Fire Paul O'Neill? Not Yet
Jude Wanniski
October 24, 2001

 

Memo To: Treasury Secretary Paul O'Neill
From: Jude Wanniski
Re: Fiscal Show Business

The National Review, I see, has joined the small but growing list of conservatives who are calling for your scalp. CATO's Stephen Moore, president of the Wall Street "Club for Growth," thinks you may be shaping up as the "Dick Darman" of the Bush administration. In case you have forgotten, it was Darman who, as director of the Office of Management and Budget in 1990, helped cut the deal with the Democratic Congress that tore up the "read my lips, no new taxes" campaign pledge of George the elder when he ran for President in 1988. Darman was certainly complicit in the White House decision to go that route, but he had plenty of help, from Fed Chairman Alan Greenspan and Senate Minority Leader Bob Dole (who was once described as "the tax collector for the welfare state). But it was really then Treasury Secretary Nick Brady, the President's best pal back then, who provided the critical push. If Brady had lifted his pinky finger in opposition, there would not have been the deal that not only raised tax rates, but also abandoned the other 1988 campaign pledge of George Bush – to cut the capital-gains tax to 15% from 28%. Dick Darman actually tried to deliver on that pledge in 1989, but failed when he was outmaneuvered by Senate Majority Leader George Mitchell and Bob Dole threw in the towel.

You are really not in the same boat with Darman, Mr. Secretary, but conservatives have become so frustrated with the decline of the economy this year that they have decided to make you the scapegoat. They only have themselves to blame. Long before you hitched your wagon to the Bush campaign, conservatives like Steve Moore and Larry Kudlow (National Review columnist) were climbing into bed with the conservative Keynesians that gathered around Texas Governor Bush in early 1991 as he prepared for his run. I was appalled at the time and said so publicly, when I saw him pick former Fed Governor Larry Lindsey as his chief economic advisor. Larry was once a second-rate economist, but after spending several years rubbing shoulders with the bureaucratic Keynesian Ph.D. economists at the Fed, he has become third rate at best. It is Larry Lindsey who should have been fired long ago for his simple-minded demand-side nostrums about "putting money into people's pockets." But when so many well-meaning conservatives, including Jack Kemp, fell all over themselves in schmoozing Lindsey and his tax plan for the economy, how can they now be calling for his head? You see what I mean?

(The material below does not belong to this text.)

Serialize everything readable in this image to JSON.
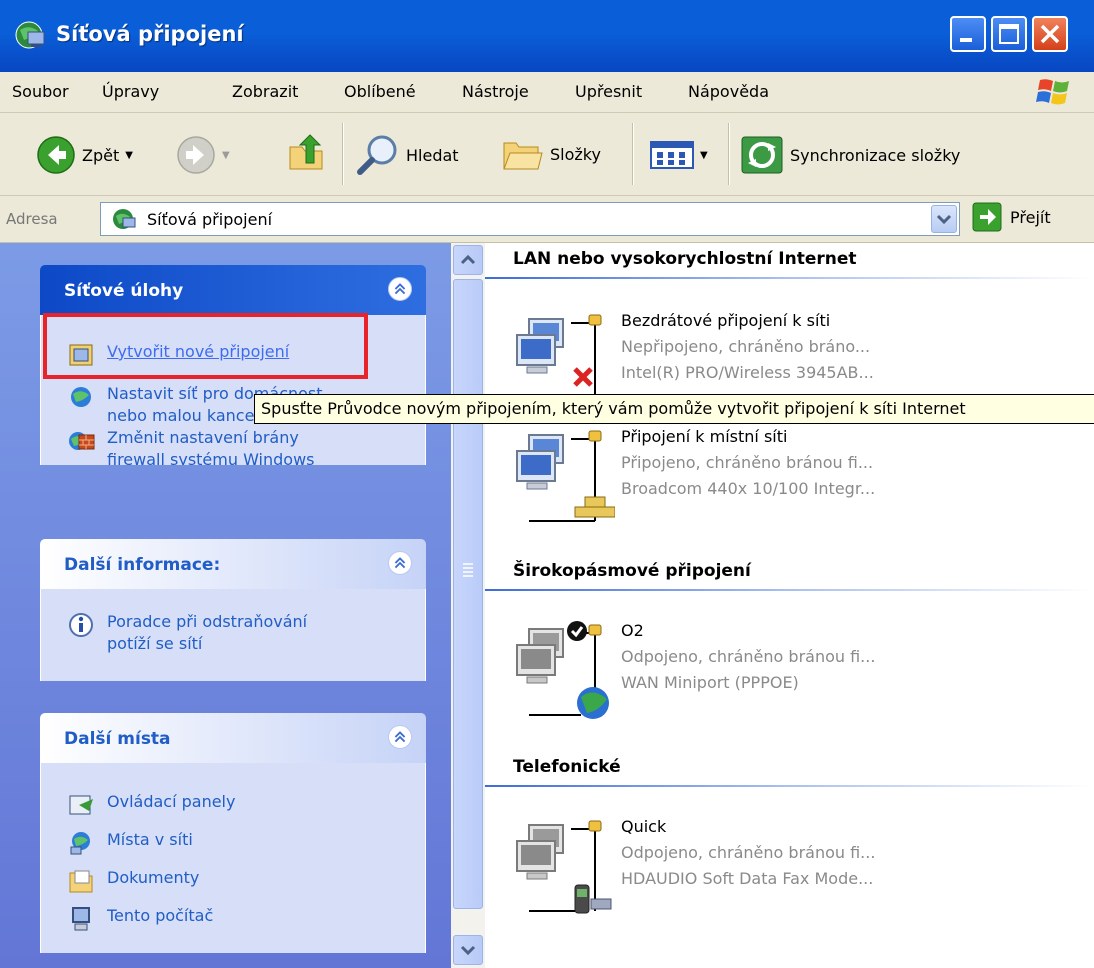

The only reason I‘m able to hang back from that lynch mob is that I fingered Lindsey and his team from the very start the same right-wing Keynesians from Harvard and Stanford who counseled our President's father. That's "the only reason," though. I've explained to my clients at Polyconomics that you have been a good soldier so far, marching into enemy fire on Capitol Hill in defense of a tax package that never impressed you to begin with. When you came out the other day with your comment that the tax bill emerging from the GOP House Ways&Means Committee was in good part "show business," you were right. There is very little in the bloated package that would have supply-side growth effects. But it would not have made so many conservatives angry if you had been more aggressive these last several months in taking part in shaping the overall administration policy to the domestic and international economy. Once you accept the idea that Lindsey runs fiscal policy and Alan Greenspan runs monetary policy, including the foreign-exchange value of the dollar, there really is nothing much for the Treasury Secretary to do except straighten out the furniture in the Treasury building. You have been "passive," the word I chose in a client letter I sent you a copy of in August. From my Wall Street clients, I've heard "dead weight," "invisible," and "rudderless."

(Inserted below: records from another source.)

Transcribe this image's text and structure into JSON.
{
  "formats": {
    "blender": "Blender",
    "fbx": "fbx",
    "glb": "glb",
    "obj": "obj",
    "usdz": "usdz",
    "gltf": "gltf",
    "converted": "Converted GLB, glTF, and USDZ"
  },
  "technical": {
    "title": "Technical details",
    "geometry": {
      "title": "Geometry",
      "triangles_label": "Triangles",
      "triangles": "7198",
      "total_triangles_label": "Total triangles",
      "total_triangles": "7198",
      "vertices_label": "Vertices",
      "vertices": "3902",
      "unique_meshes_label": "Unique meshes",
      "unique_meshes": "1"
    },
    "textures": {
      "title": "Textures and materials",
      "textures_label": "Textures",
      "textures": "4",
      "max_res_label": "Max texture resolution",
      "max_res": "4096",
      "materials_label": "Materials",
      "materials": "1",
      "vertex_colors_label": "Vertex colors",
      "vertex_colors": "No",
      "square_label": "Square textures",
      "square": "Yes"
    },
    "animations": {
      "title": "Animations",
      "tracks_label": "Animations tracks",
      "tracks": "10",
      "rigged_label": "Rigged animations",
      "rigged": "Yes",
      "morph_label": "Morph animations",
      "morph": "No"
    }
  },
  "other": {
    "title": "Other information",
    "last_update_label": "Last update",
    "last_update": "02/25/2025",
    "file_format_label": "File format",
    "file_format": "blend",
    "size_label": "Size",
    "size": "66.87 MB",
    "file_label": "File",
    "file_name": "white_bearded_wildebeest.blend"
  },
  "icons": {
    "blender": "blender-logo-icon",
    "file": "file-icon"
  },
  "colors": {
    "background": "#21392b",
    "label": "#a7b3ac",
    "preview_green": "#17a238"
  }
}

As you know, I've been disappointed in your lack of interest in my deflation arguments, but there too I have to say it is no surprise given the fact that the same people who are after your scalp have shown no interest in it either. The economy is being dragged down by this slowly-growing monetary cancer, but if my old colleagues at The Wall Street Journal show no interest in taking it up, why should I expect you to do so? Maybe I do because you are the Treasury Secretary for the most important country in the world, and when our economy suffers from this cancer, the whole world suffers too. Larry Lindsey will never delve into this because it would involve an implicit criticism of Greenspan. And as I told you in March, when I explained the problem to you in your office, I specifically warned that because Greenspan five years ago dismissed the deflation warnings, we should not expect him now to admit to five years of accumulated errors. If the problem is going to be dealt with, it will have to be the Treasury Secretary, either you or your successor.